The CFPB says dealer discretion in setting dealer reserve is a standing temptation for dealerships to hike rates as high as possible in order to increase their own compensation. Too often, the agency says, higher rates fall disproportionately on legally protected classes of buyers. The CFPB calls that a disparate impact, which constitutes illegal discrimination, even if it’s unintentional.
NADA counters that it doesn’t tolerate discrimination and that dealerships are motivated to use their discretion to keep interest rates as low as possible in order to compete.
The CFPB gave auto lenders a choice in March 2013: Switch to a compensation plan in which dealerships have no discretion, such as flat fees; or stick with dealer reserve and adopt much closer and stricter monitoring of loans originated at dealerships to detect any disparate impact on protected borrowers.
Lenders have stuck with dealer reserve -- even Ally Financial.
Ally paid a $98 million settlement in December resulting from a consent order with the CFPB and U.S. Department of Justice. Ally settled discrimination charges related to dealer reserve, while at the same time denying tolerating discrimination.
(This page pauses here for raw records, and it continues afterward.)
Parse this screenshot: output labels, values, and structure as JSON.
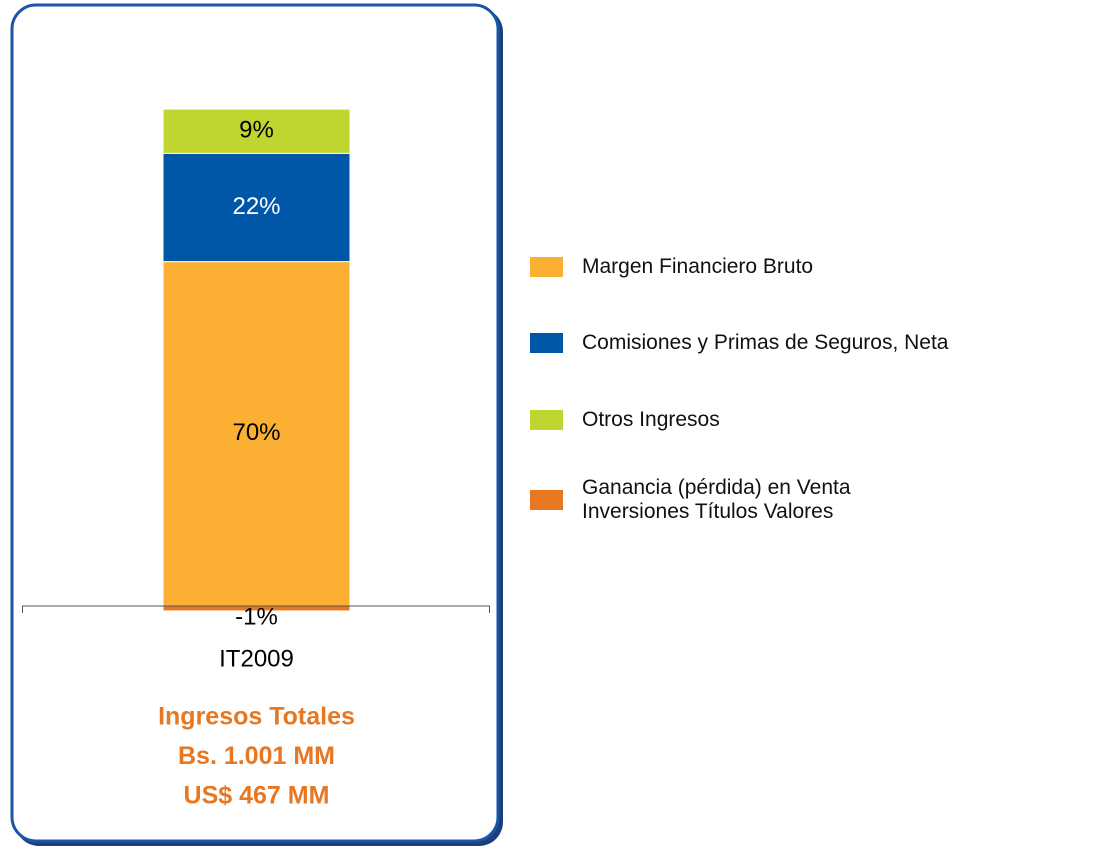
{
  "chart_data": {
    "type": "stacked-bar",
    "categories": [
      "IT2009"
    ],
    "series": [
      {
        "name": "Margen Financiero Bruto",
        "color": "#fbb034",
        "values": [
          70
        ],
        "value_labels": [
          "70%"
        ]
      },
      {
        "name": "Comisiones y Primas de Seguros, Neta",
        "color": "#0057a8",
        "values": [
          22
        ],
        "value_labels": [
          "22%"
        ]
      },
      {
        "name": "Otros Ingresos",
        "color": "#bfd630",
        "values": [
          9
        ],
        "value_labels": [
          "9%"
        ]
      },
      {
        "name": "Ganancia (pérdida) en Venta Inversiones Títulos Valores",
        "color": "#e87722",
        "values": [
          -1
        ],
        "value_labels": [
          "-1%"
        ]
      }
    ],
    "annotations": [
      "Ingresos Totales",
      "Bs. 1.001 MM",
      "US$ 467 MM"
    ],
    "legend": "right"
  }
}
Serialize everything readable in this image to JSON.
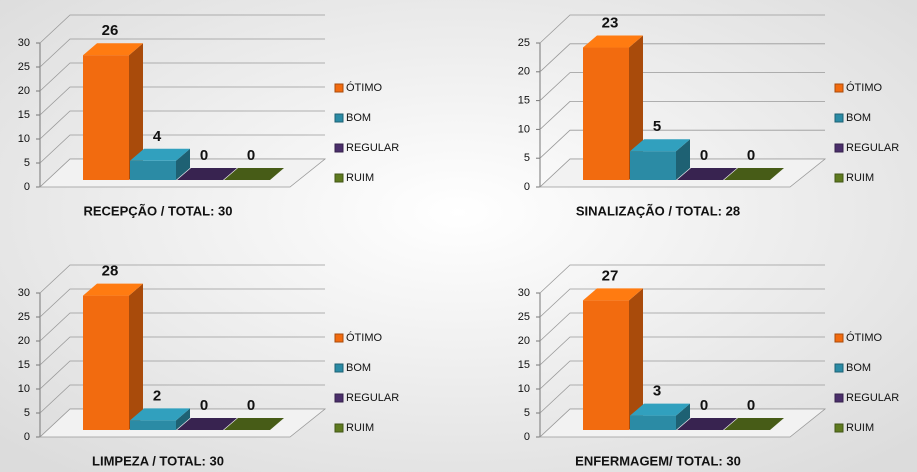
{
  "chart_data": [
    {
      "type": "bar3d",
      "title": "RECEPÇÃO / TOTAL: 30",
      "categories": [
        "ÓTIMO",
        "BOM",
        "REGULAR",
        "RUIM"
      ],
      "values": [
        26,
        4,
        0,
        0
      ],
      "colors": [
        "#f26b0f",
        "#2b8ba5",
        "#4b2f6b",
        "#5e7a1f"
      ],
      "ylim": [
        0,
        30
      ],
      "yticks": [
        0,
        5,
        10,
        15,
        20,
        25,
        30
      ],
      "grid": true
    },
    {
      "type": "bar3d",
      "title": "SINALIZAÇÃO / TOTAL: 28",
      "categories": [
        "ÓTIMO",
        "BOM",
        "REGULAR",
        "RUIM"
      ],
      "values": [
        23,
        5,
        0,
        0
      ],
      "colors": [
        "#f26b0f",
        "#2b8ba5",
        "#4b2f6b",
        "#5e7a1f"
      ],
      "ylim": [
        0,
        25
      ],
      "yticks": [
        0,
        5,
        10,
        15,
        20,
        25
      ],
      "grid": true
    },
    {
      "type": "bar3d",
      "title": "LIMPEZA / TOTAL: 30",
      "categories": [
        "ÓTIMO",
        "BOM",
        "REGULAR",
        "RUIM"
      ],
      "values": [
        28,
        2,
        0,
        0
      ],
      "colors": [
        "#f26b0f",
        "#2b8ba5",
        "#4b2f6b",
        "#5e7a1f"
      ],
      "ylim": [
        0,
        30
      ],
      "yticks": [
        0,
        5,
        10,
        15,
        20,
        25,
        30
      ],
      "grid": true
    },
    {
      "type": "bar3d",
      "title": "ENFERMAGEM/ TOTAL: 30",
      "categories": [
        "ÓTIMO",
        "BOM",
        "REGULAR",
        "RUIM"
      ],
      "values": [
        27,
        3,
        0,
        0
      ],
      "colors": [
        "#f26b0f",
        "#2b8ba5",
        "#4b2f6b",
        "#5e7a1f"
      ],
      "ylim": [
        0,
        30
      ],
      "yticks": [
        0,
        5,
        10,
        15,
        20,
        25,
        30
      ],
      "grid": true
    }
  ]
}
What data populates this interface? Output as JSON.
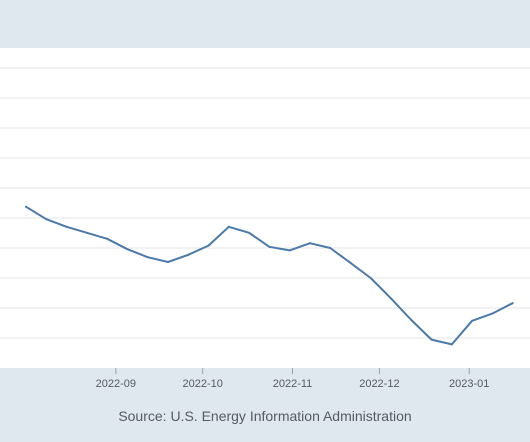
{
  "chart_data": {
    "type": "line",
    "x_type": "date",
    "xlabel": "",
    "ylabel": "",
    "grid": true,
    "x_ticks": [
      "2022-09",
      "2022-10",
      "2022-11",
      "2022-12",
      "2023-01"
    ],
    "series": [
      {
        "color": "#4a79aa",
        "points": [
          {
            "x": "2022-08-01",
            "y": 5.53
          },
          {
            "x": "2022-08-08",
            "y": 5.22
          },
          {
            "x": "2022-08-15",
            "y": 5.03
          },
          {
            "x": "2022-08-22",
            "y": 4.88
          },
          {
            "x": "2022-08-29",
            "y": 4.73
          },
          {
            "x": "2022-09-05",
            "y": 4.47
          },
          {
            "x": "2022-09-12",
            "y": 4.27
          },
          {
            "x": "2022-09-19",
            "y": 4.15
          },
          {
            "x": "2022-09-26",
            "y": 4.33
          },
          {
            "x": "2022-10-03",
            "y": 4.56
          },
          {
            "x": "2022-10-10",
            "y": 5.03
          },
          {
            "x": "2022-10-17",
            "y": 4.88
          },
          {
            "x": "2022-10-24",
            "y": 4.53
          },
          {
            "x": "2022-10-31",
            "y": 4.44
          },
          {
            "x": "2022-11-07",
            "y": 4.62
          },
          {
            "x": "2022-11-14",
            "y": 4.5
          },
          {
            "x": "2022-11-21",
            "y": 4.13
          },
          {
            "x": "2022-11-28",
            "y": 3.75
          },
          {
            "x": "2022-12-05",
            "y": 3.24
          },
          {
            "x": "2022-12-12",
            "y": 2.7
          },
          {
            "x": "2022-12-19",
            "y": 2.21
          },
          {
            "x": "2022-12-26",
            "y": 2.09
          },
          {
            "x": "2023-01-02",
            "y": 2.68
          },
          {
            "x": "2023-01-09",
            "y": 2.86
          },
          {
            "x": "2023-01-16",
            "y": 3.12
          }
        ]
      }
    ],
    "source": "Source: U.S. Energy Information Administration"
  }
}
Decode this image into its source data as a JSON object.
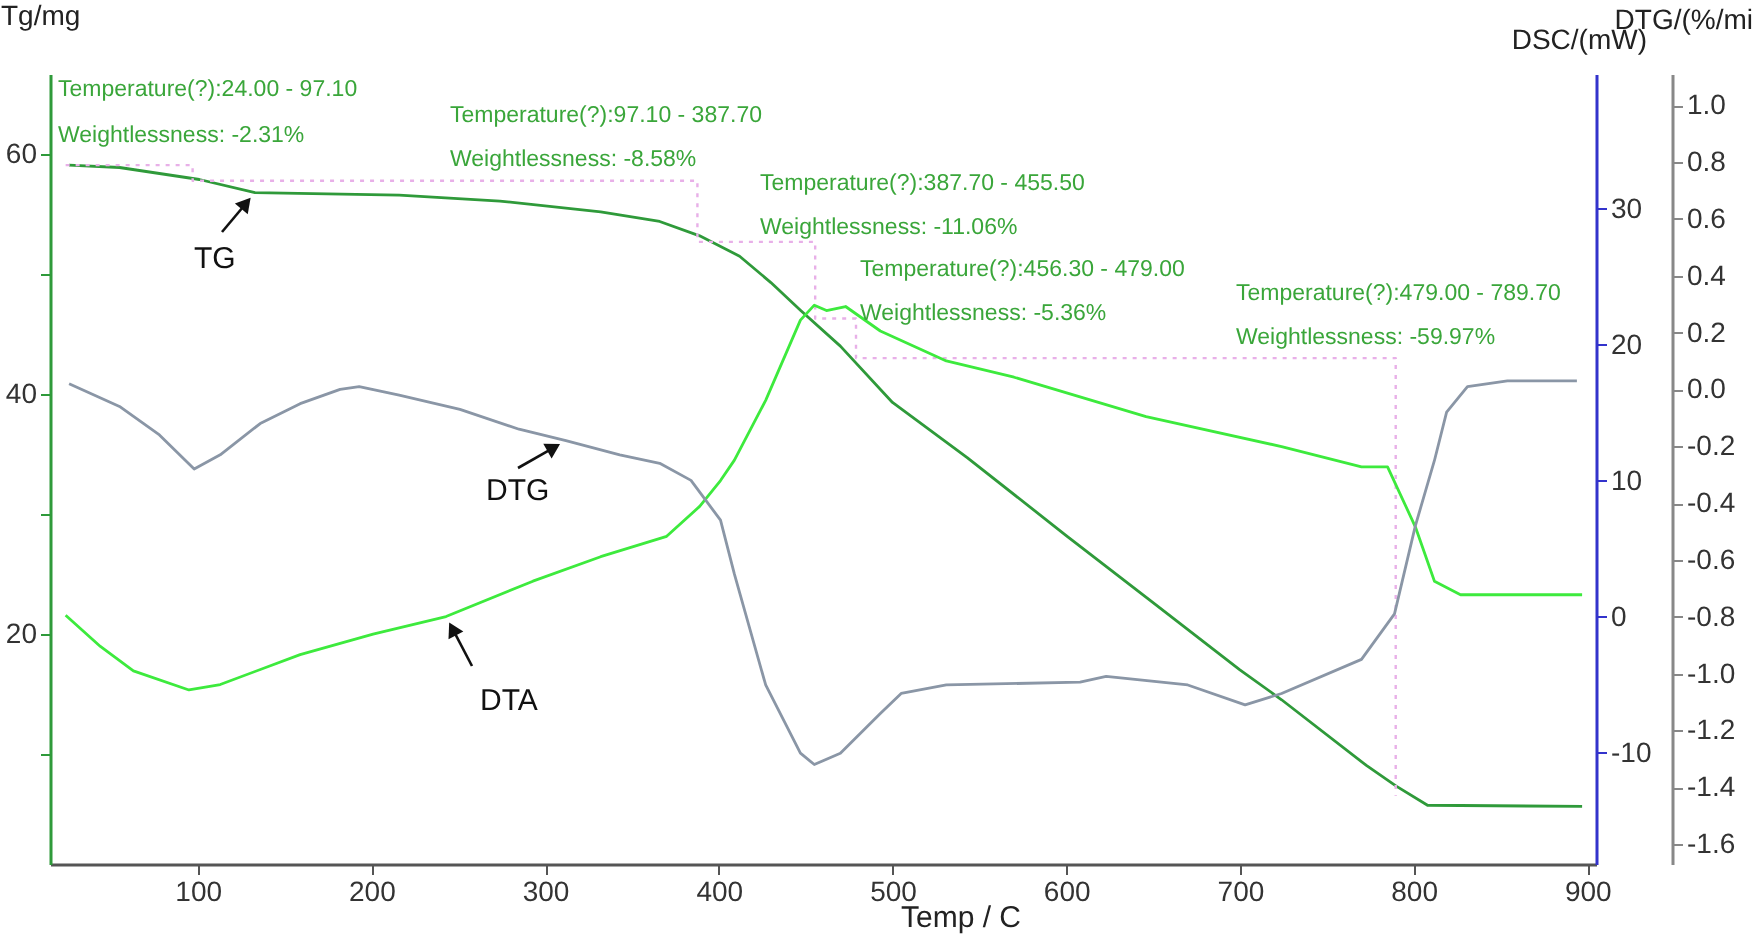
{
  "chart_data": {
    "type": "line",
    "xlabel": "Temp / C",
    "ylabel": "Tg/mg",
    "y2label": "DSC/(mW)",
    "y3label": "DTG/(%/mi",
    "xlim": [
      15,
      905
    ],
    "xticks": [
      100,
      200,
      300,
      400,
      500,
      600,
      700,
      800,
      900
    ],
    "ylim": [
      0.8,
      66.7
    ],
    "yticks": [
      {
        "value": 10,
        "label": null
      },
      20,
      {
        "value": 30,
        "label": null
      },
      40,
      {
        "value": 50,
        "label": null
      },
      60
    ],
    "y2lim": [
      -18.2,
      39.9
    ],
    "y2ticks": [
      -10,
      0,
      10,
      20,
      30
    ],
    "y3lim": [
      -1.67,
      1.11
    ],
    "y3ticks": [
      {
        "value": -1.6,
        "label": "-1.6"
      },
      {
        "value": -1.4,
        "label": "-1.4"
      },
      {
        "value": -1.2,
        "label": "-1.2"
      },
      {
        "value": -1.0,
        "label": "-1.0"
      },
      {
        "value": -0.8,
        "label": "-0.8"
      },
      {
        "value": -0.6,
        "label": "-0.6"
      },
      {
        "value": -0.4,
        "label": "-0.4"
      },
      {
        "value": -0.2,
        "label": "-0.2"
      },
      {
        "value": 0.0,
        "label": "0.0"
      },
      {
        "value": 0.2,
        "label": "0.2"
      },
      {
        "value": 0.4,
        "label": "0.4"
      },
      {
        "value": 0.6,
        "label": "0.6"
      },
      {
        "value": 0.8,
        "label": "0.8"
      },
      {
        "value": 1.0,
        "label": "1.0"
      }
    ],
    "grid": false,
    "marker": "none",
    "line_style": "solid",
    "series": [
      {
        "name": "TG",
        "color": "#2f9a3a",
        "axis": "y",
        "x": [
          26,
          55,
          101,
          133,
          216,
          274,
          332,
          366,
          389,
          412,
          430,
          447,
          470,
          500,
          543,
          600,
          650,
          700,
          724,
          773,
          790,
          808,
          897
        ],
        "values": [
          59.1,
          58.9,
          57.9,
          56.8,
          56.6,
          56.1,
          55.2,
          54.4,
          53.2,
          51.5,
          49.3,
          47.0,
          44.0,
          39.3,
          34.7,
          28.2,
          22.6,
          17.0,
          14.5,
          9.0,
          7.3,
          5.7,
          5.6
        ]
      },
      {
        "name": "DTG",
        "color": "#8a96a6",
        "axis": "y3",
        "x": [
          26,
          55,
          78,
          98,
          113,
          136,
          159,
          182,
          193,
          216,
          251,
          285,
          312,
          343,
          366,
          384,
          401,
          409,
          427,
          447,
          455,
          470,
          493,
          505,
          531,
          608,
          623,
          670,
          703,
          724,
          770,
          789,
          801,
          812,
          819,
          831,
          854,
          894
        ],
        "values": [
          0.02,
          -0.06,
          -0.16,
          -0.28,
          -0.23,
          -0.12,
          -0.05,
          0.0,
          0.01,
          -0.02,
          -0.07,
          -0.14,
          -0.18,
          -0.23,
          -0.26,
          -0.32,
          -0.46,
          -0.65,
          -1.04,
          -1.28,
          -1.32,
          -1.28,
          -1.14,
          -1.07,
          -1.04,
          -1.03,
          -1.01,
          -1.04,
          -1.11,
          -1.07,
          -0.95,
          -0.79,
          -0.48,
          -0.25,
          -0.08,
          0.01,
          0.03,
          0.03
        ]
      },
      {
        "name": "DTA",
        "color": "#3dea3d",
        "axis": "y2",
        "x": [
          24,
          44,
          63,
          95,
          113,
          159,
          201,
          243,
          293,
          332,
          370,
          389,
          401,
          409,
          427,
          447,
          455,
          462,
          473,
          493,
          531,
          570,
          646,
          724,
          770,
          785,
          801,
          812,
          827,
          897
        ],
        "values": [
          0.1,
          -2.2,
          -4.0,
          -5.4,
          -5.0,
          -2.8,
          -1.3,
          0.0,
          2.6,
          4.4,
          5.9,
          8.1,
          10.0,
          11.5,
          15.9,
          21.8,
          22.9,
          22.5,
          22.8,
          21.0,
          18.8,
          17.6,
          14.7,
          12.5,
          11.0,
          11.0,
          6.6,
          2.6,
          1.6,
          1.6
        ]
      },
      {
        "type": "step",
        "color": "#e8b0e8",
        "axis": "y",
        "line_style": "dotted",
        "x": [
          24,
          97.1,
          387.7,
          455.5,
          479,
          789.7
        ],
        "values": [
          59.1,
          57.8,
          52.7,
          46.3,
          43.0,
          6.5
        ]
      }
    ],
    "annotations": [
      "Temperature(?):24.00 - 97.10",
      "Weightlessness: -2.31%",
      "Temperature(?):97.10 - 387.70",
      "Weightlessness: -8.58%",
      "Temperature(?):387.70 - 455.50",
      "Weightlessness: -11.06%",
      "Temperature(?):456.30 - 479.00",
      "Weightlessness: -5.36%",
      "Temperature(?):479.00 - 789.70",
      "Weightlessness: -59.97%"
    ]
  }
}
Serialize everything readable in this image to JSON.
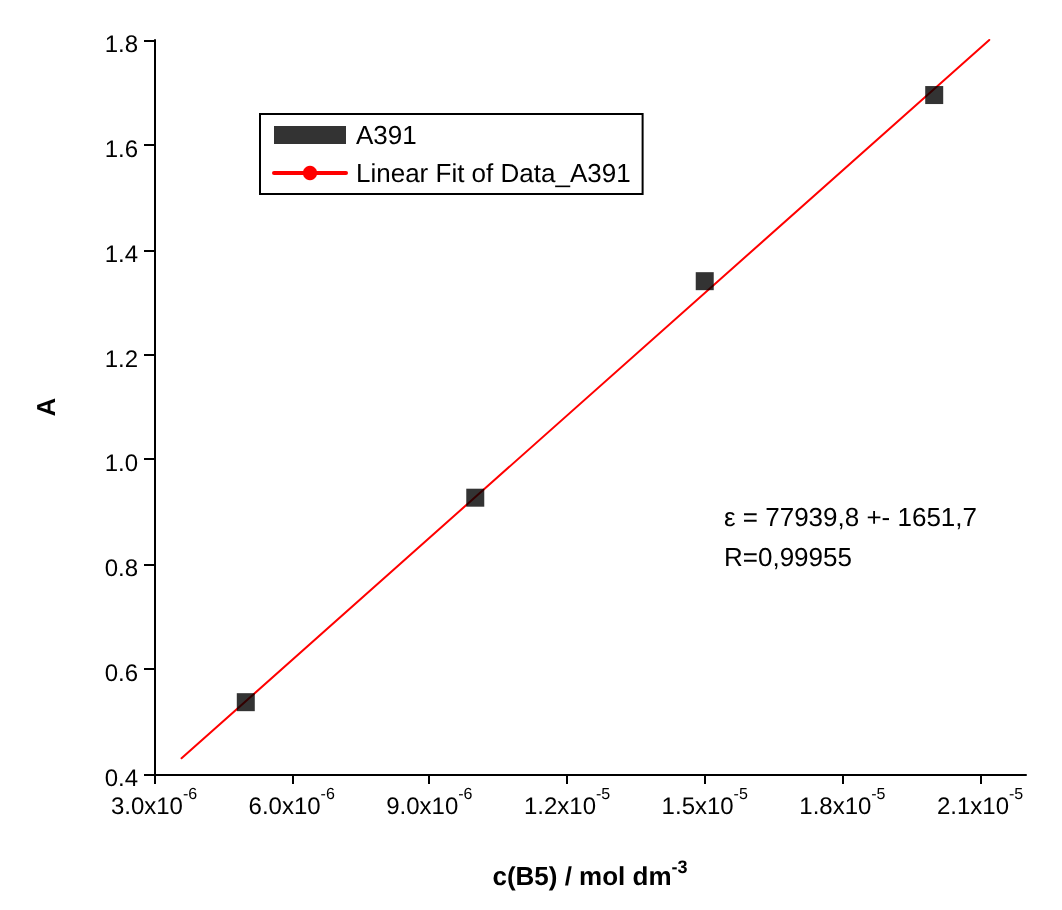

Lenders say they would lose share if they switched to flat fees or some other form of dealership compensation, unless all lenders switched at the same time.
Compliance is a growth area for corporate recruiters specializing in auto finance, said Terri Horn, managing director for People Strategies, a recruiting, training and consulting firm in El Cajon, Calif.
Horn, alongside Barksdale, participated in the Webinar, “Right-Sizing Your Compliance Staff,” last week.
“It’s kind of uncharted waters,” Horn said in a follow-up phone interview on Monday. “Nobody knows just what to expect, but they do know that monitoring is definitely going to continue to be a part of meeting these government expectations.”
Dealerships are preparing, too. Metrey said NADA can scarcely keep up with demand for training under a Fair Credit Compliance program the agency launched in January.
Under the program, dealerships decide on a fixed rate for dealer reserve. The rate is never to be exceeded. The dealership documents any discounts with a “business reason” why the dealership had to deviate from the fixed rate -- for example, to meet or beat a competing rate. The plan is modeled after the settlement in a 2007 Justice Department discrimination case involving dealer reserve.
“We have been traveling just about every week all over the country to different states” since the plan was introduced, Metrey said. “Demand is so high for training, we had a ‘train the trainers’ session so that state dealer associations could start to do that.”